Gli studi, che hanno dato vita a tre diverse ricerche internazionali pubblicate su Nature e Nature Genetics, puntano il dito contro tre “colpevoli”: Chrna3, Chrna5, Chrnb4, localizzati su una porzione di cromosoma chiamata 15q24.
Questi geni del fumo controllano i recettori per la nicotina, molecole presenti sulle cellule del cervello, vasi sanguigni, bronchi, vie urinarie, nel sistema digestivo, che reagiscono alla nicotina nelle sigarette.
Dalla ricerca coordinata dal dottor Kari Stefansson dell’Università di Reykjavik e condotta su 14mila fumatori islandesi è emersa una netta correlazione fra la presenza di una particolare forma di variazione dei geni in questione e la forte dipendenza da nicotina.
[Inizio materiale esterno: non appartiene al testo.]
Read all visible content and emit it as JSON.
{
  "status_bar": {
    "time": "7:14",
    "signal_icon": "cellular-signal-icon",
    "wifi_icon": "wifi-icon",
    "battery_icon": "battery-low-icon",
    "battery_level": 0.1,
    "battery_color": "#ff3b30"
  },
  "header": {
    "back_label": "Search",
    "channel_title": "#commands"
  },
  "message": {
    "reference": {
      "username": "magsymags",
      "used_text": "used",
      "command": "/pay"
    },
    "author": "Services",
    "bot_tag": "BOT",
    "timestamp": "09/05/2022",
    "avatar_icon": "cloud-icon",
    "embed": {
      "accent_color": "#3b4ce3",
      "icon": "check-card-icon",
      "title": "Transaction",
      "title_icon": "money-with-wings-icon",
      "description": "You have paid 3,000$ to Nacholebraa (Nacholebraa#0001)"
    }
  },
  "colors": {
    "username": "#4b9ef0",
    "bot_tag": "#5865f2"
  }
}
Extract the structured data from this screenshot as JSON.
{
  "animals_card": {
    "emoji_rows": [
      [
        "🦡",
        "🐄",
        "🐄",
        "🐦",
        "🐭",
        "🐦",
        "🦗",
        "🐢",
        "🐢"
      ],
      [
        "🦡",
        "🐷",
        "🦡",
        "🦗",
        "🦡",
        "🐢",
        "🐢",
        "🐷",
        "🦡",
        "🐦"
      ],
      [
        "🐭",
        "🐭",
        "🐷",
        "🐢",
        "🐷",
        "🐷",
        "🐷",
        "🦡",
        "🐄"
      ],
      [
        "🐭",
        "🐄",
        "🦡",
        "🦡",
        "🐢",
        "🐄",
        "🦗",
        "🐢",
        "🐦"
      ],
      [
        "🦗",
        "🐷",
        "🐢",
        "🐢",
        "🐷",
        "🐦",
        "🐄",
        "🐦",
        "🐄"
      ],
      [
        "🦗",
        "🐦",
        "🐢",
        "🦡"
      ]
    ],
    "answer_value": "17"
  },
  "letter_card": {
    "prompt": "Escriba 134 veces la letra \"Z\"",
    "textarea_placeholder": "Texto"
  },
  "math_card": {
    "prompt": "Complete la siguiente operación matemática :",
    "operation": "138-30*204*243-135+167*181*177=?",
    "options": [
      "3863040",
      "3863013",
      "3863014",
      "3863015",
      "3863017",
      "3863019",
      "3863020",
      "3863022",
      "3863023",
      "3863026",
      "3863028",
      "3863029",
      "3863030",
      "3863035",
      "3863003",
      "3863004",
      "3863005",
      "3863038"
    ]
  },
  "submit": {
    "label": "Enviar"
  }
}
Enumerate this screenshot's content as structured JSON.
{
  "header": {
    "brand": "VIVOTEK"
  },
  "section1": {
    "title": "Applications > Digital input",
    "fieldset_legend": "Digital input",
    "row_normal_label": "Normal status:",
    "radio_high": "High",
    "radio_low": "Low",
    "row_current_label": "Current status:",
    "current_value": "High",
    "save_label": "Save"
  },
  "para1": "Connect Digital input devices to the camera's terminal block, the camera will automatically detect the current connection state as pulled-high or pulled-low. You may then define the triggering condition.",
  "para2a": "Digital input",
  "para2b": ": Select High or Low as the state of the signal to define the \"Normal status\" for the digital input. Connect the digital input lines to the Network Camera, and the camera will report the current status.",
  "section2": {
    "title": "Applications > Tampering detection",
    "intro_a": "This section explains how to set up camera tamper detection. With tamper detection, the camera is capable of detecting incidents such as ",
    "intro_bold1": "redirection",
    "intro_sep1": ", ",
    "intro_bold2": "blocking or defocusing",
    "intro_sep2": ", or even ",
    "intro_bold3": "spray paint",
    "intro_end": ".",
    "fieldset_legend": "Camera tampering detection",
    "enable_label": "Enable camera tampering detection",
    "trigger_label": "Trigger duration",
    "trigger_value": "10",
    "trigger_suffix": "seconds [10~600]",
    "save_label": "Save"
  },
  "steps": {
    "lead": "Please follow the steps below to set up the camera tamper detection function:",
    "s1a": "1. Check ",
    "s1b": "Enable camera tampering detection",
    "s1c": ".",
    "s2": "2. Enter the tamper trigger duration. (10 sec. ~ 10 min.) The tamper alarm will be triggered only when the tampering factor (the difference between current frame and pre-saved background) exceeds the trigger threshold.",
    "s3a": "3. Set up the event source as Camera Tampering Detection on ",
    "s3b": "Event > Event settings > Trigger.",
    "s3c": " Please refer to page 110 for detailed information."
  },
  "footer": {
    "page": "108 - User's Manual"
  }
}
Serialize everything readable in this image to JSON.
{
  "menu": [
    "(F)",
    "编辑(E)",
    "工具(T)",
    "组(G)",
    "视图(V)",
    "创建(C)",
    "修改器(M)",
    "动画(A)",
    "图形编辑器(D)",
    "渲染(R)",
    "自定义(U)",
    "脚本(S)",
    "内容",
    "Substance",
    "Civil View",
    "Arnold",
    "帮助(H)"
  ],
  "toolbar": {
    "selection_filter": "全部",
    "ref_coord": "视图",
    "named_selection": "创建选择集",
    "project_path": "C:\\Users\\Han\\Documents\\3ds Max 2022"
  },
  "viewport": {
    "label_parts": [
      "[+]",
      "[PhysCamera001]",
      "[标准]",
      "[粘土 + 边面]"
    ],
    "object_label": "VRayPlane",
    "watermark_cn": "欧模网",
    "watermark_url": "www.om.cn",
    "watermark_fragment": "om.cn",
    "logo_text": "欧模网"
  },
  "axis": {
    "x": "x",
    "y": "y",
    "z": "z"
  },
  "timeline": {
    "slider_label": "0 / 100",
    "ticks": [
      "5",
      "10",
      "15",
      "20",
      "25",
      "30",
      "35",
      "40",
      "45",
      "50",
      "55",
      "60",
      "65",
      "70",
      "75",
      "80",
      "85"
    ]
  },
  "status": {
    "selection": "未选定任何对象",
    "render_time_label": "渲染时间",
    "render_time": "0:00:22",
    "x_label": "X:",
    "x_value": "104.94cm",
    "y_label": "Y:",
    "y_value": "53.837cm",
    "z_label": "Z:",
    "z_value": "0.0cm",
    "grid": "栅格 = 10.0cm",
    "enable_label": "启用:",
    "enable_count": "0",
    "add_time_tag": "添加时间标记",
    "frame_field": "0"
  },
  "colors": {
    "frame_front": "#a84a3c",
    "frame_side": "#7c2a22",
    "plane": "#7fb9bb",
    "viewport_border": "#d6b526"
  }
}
Gli scienziati hanno poi analizzato “il rischio di ammalarsi di tumore del polmone e quello di ammalarsi di arteriopatia periferica (Pad) cioè l’occlusione delle arterie delle gambe”, due malattie fortemente associate al fumo, ha spiegato Roberto Pola, che insieme ad un altro scienziato italiano dell’Università Cattolica di Roma, Andrea Flex, ha partecipato allo studio.
“Il rischio maggiore di sviluppare il tumore ai polmoni viene dal fumo di sigarette, ma quello che non si capisce è perché alcuni fumatori di lunga data sviluppano la malattia e altri no” ha chiarito il dottor Chris Amos, primo autore di una delle ricerche condotta all’università del Texas.
Individui che presentano una o più copie di determinate variazioni genetiche sul cromosoma 15 hanno un rischio aumentato dal 28 all’81 per cento di sviluppare il cancro ai polmoni, sostengono i ricercatori americani.